Sentado en la barra, aspiró profundo. Cerró los ojos y aguardó por un instante que, al liberar el aire, el bar volviera a ser su bar; a escuchar el “Hola Jorgito” de tantas noches, seguido, entre risa y risa, por “¿Me vas a asaltar de nuevo con un puchito?”, y, antes de responder y sentarse, tener al frente la cerveza, el cigarrillo y la caja de fósforos dentro del cenicero. “¿Y no lo encendiste? ¡Hagamos la pega completa!”, respondía con aspaviento, riendo a viva voz. Aunque por el abundante humo no se distinguiera su silueta, todos sabían que Jorgito ya estaba ahí y, enseguida, se sucedían las bromas y los saludos desde la otra punta de la barra y también de las mesas del fondo. Podía escuchar las voces, zigzagueantes en tonalidades, con gritos alternados de mesa a mesa, en medio de la música de rock ochentera.
Soltó el aire. Ahora nadie fumaba. Pero el olor, impregnado en las cuatro paredes, seguía ahí: tabaco profundo cobijando tantas y más historias, desconocidas para éstos sentados ahora en las misas sillas, las mismas mesas, sobre la misma alfombra granate de muro a muro.
Como esos que, un poco más allá, con algo de imaginación parecían viajar, frente a frente, en un vagón del tren subterráneo: cabeza gacha hacia el teléfono, alejados años luz de ese tiempo, ese espacio y de la multitud apretujada. Ni la llegada del garzón con la carta -que recibieron dibujando una forzada sonrisa y apenas levantando la cabeza- logró apartarlos de esa soledad tan de ellos. Jorge los miró con detención.
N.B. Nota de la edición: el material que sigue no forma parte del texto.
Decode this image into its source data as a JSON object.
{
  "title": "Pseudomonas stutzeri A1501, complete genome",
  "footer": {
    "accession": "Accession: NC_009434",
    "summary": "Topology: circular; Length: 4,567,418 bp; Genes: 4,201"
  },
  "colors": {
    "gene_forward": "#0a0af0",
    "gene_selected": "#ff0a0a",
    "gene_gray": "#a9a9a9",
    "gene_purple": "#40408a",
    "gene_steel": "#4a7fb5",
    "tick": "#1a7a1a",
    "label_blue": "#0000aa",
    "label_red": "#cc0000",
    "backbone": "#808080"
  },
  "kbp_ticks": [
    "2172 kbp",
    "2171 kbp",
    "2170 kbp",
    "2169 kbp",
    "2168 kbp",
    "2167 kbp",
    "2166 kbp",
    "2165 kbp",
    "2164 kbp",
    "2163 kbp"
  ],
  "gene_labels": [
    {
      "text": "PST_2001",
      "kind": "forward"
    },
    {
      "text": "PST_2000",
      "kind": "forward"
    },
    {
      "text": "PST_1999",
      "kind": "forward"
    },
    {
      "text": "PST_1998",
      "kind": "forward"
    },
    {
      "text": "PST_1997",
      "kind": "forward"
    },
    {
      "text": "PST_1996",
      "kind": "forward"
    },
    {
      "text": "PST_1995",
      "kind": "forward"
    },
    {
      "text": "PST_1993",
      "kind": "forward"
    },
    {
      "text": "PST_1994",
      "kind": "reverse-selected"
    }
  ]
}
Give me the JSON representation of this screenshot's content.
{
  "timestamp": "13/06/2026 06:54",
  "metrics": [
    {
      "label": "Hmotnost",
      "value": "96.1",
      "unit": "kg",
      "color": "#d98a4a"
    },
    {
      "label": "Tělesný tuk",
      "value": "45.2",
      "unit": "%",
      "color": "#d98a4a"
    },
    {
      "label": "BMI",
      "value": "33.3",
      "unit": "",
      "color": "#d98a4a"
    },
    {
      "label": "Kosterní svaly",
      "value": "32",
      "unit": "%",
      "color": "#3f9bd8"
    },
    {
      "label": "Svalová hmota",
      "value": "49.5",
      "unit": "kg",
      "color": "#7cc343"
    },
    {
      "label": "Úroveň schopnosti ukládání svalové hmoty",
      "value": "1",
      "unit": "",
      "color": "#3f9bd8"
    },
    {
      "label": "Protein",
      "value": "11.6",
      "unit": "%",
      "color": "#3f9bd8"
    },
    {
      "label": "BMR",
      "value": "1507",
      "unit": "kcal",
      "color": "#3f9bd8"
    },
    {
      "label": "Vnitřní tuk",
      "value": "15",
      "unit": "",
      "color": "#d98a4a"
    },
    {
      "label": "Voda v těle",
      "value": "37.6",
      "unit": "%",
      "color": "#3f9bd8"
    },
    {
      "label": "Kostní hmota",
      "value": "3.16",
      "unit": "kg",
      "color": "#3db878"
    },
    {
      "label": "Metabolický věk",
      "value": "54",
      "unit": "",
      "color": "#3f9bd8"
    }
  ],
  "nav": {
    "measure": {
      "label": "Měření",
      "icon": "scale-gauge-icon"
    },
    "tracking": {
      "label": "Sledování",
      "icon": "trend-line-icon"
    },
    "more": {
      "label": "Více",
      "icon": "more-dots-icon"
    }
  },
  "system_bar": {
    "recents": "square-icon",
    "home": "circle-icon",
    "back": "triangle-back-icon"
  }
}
“¿Ya decidieron qué van a comer?”. La pregunta de golpe los sorprendió. Ni siquiera habían abierto las cartas. “Ordena tú”, dijo él. “Es que no tengo hambre”, respondió ella. “Yo tampoco… Traigamos sólo dos copas de vino”, atinó él, mientras ella ya había vuelto a bajar la mirada.
Ni cuenta se dieron cuando el garzón les rellenó las copas.
No. Este no era su bar. Treinta años después, era el bar de otros.